The prospect for a nuclear capable Iran amidst a collection of states that are suddenly focused inwardly on internal threats may be a dominant feature of the new reality over the next year or two. Last week while headlines addressed the chaos of Libya, the IAEA released its latest report on Iran’s nuclear activity. It is not good news.

The IAEA inspectors report that Iran continues to expand its activities and, in particular, its uranium enrichment seems to be continuing with plans for expansion. Tehran has not complied with requirements to explain suspected military nuclear work and seems unfazed by Security Council sanctions. Moreover, the IAEA reports that the output of the declared facilities continues—despite the affects of the Stuxnet cyber attack. The evidence is that despite increased sanctions, the effects of cyber attacks (and reportedly the sabotaging of imported equipment) and the assassinations in Iran of top scientists, the program marches on…to the point where it is beginning to look inevitable rather than unacceptable as previous White House statements have declared.

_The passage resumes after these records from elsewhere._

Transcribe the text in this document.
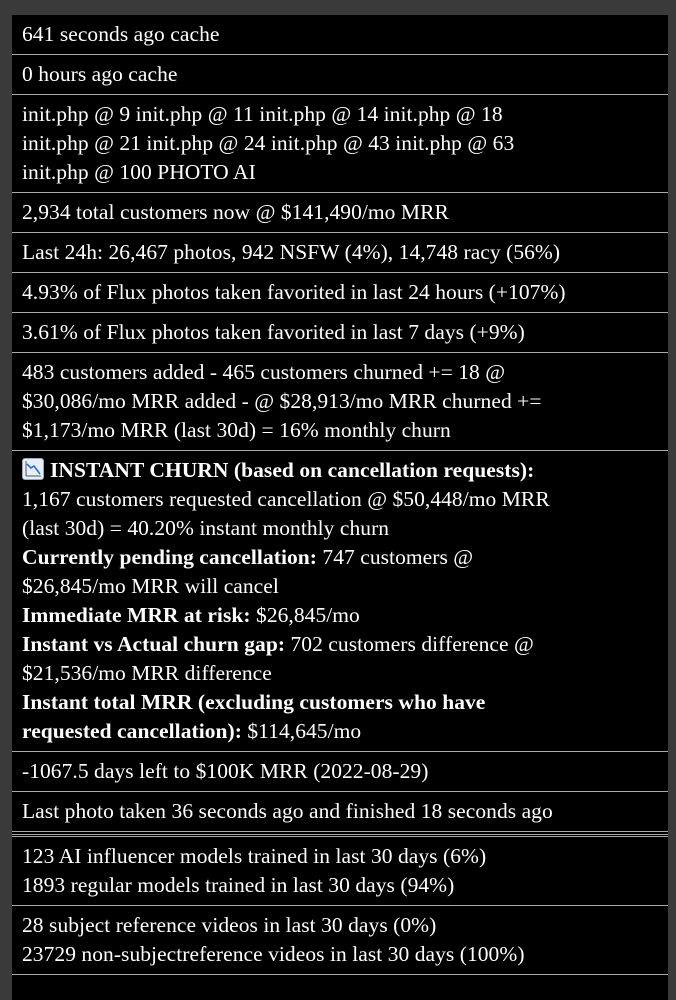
641 seconds ago cache
0 hours ago cache
init.php @ 9 init.php @ 11 init.php @ 14 init.php @ 18
init.php @ 21 init.php @ 24 init.php @ 43 init.php @ 63
init.php @ 100 PHOTO AI
2,934 total customers now @ $141,490/mo MRR
Last 24h: 26,467 photos, 942 NSFW (4%), 14,748 racy (56%)
4.93% of Flux photos taken favorited in last 24 hours (+107%)
3.61% of Flux photos taken favorited in last 7 days (+9%)
483 customers added - 465 customers churned += 18 @
$30,086/mo MRR added - @ $28,913/mo MRR churned +=
$1,173/mo MRR (last 30d) = 16% monthly churn
INSTANT CHURN (based on cancellation requests):
1,167 customers requested cancellation @ $50,448/mo MRR
(last 30d) = 40.20% instant monthly churn
Currently pending cancellation: 747 customers @
$26,845/mo MRR will cancel
Immediate MRR at risk: $26,845/mo
Instant vs Actual churn gap: 702 customers difference @
$21,536/mo MRR difference
Instant total MRR (excluding customers who have
requested cancellation): $114,645/mo
-1067.5 days left to $100K MRR (2022-08-29)
Last photo taken 36 seconds ago and finished 18 seconds ago
123 AI influencer models trained in last 30 days (6%)
1893 regular models trained in last 30 days (94%)
28 subject reference videos in last 30 days (0%)
23729 non-subjectreference videos in last 30 days (100%)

[Despite this], the prospect of a nuclear Iran is no [longer] so close to the top of the agenda. The New York Times quoted a spokesman for the National Security Council commenting on the IAEA report of Iran’s obstruction and failure to cooperate as “troubling”. Well that talking point could probably be applied to several hundred issues that waft through the White House.

The combined actions to thwart Iran’s nuclear program may have complicated or possibly slowed it. But, if ultimately the only way of ending the program is through military action, that option has recently become even tougher given the ferment in the region.… Our approach of trying to buy time may curiously be congruent with Iranian interests. The longer we put off an increasingly inevitable assessment that Iran has nuclear weapons within its grasp, the better it is for Iran to develop its capability and take advantage of the weakened state of its neighbors.

Over thirty years ago on New Year’s Eve, 1977, President Jimmy Carter visited Tehran. In his toast at the state dinner he said, “Iran, because of the great leadership of the Shah, is an island of stability in one of the more troubled areas of the world.” In less than a year, our embassy had been taken over and he was consumed with the hostage crisis. It would be sadly ironic if, today, the net effect of U.S. regional policies was that Iran is a relative island of stability in one of the more troubled areas of the world—and with nuclear weapons.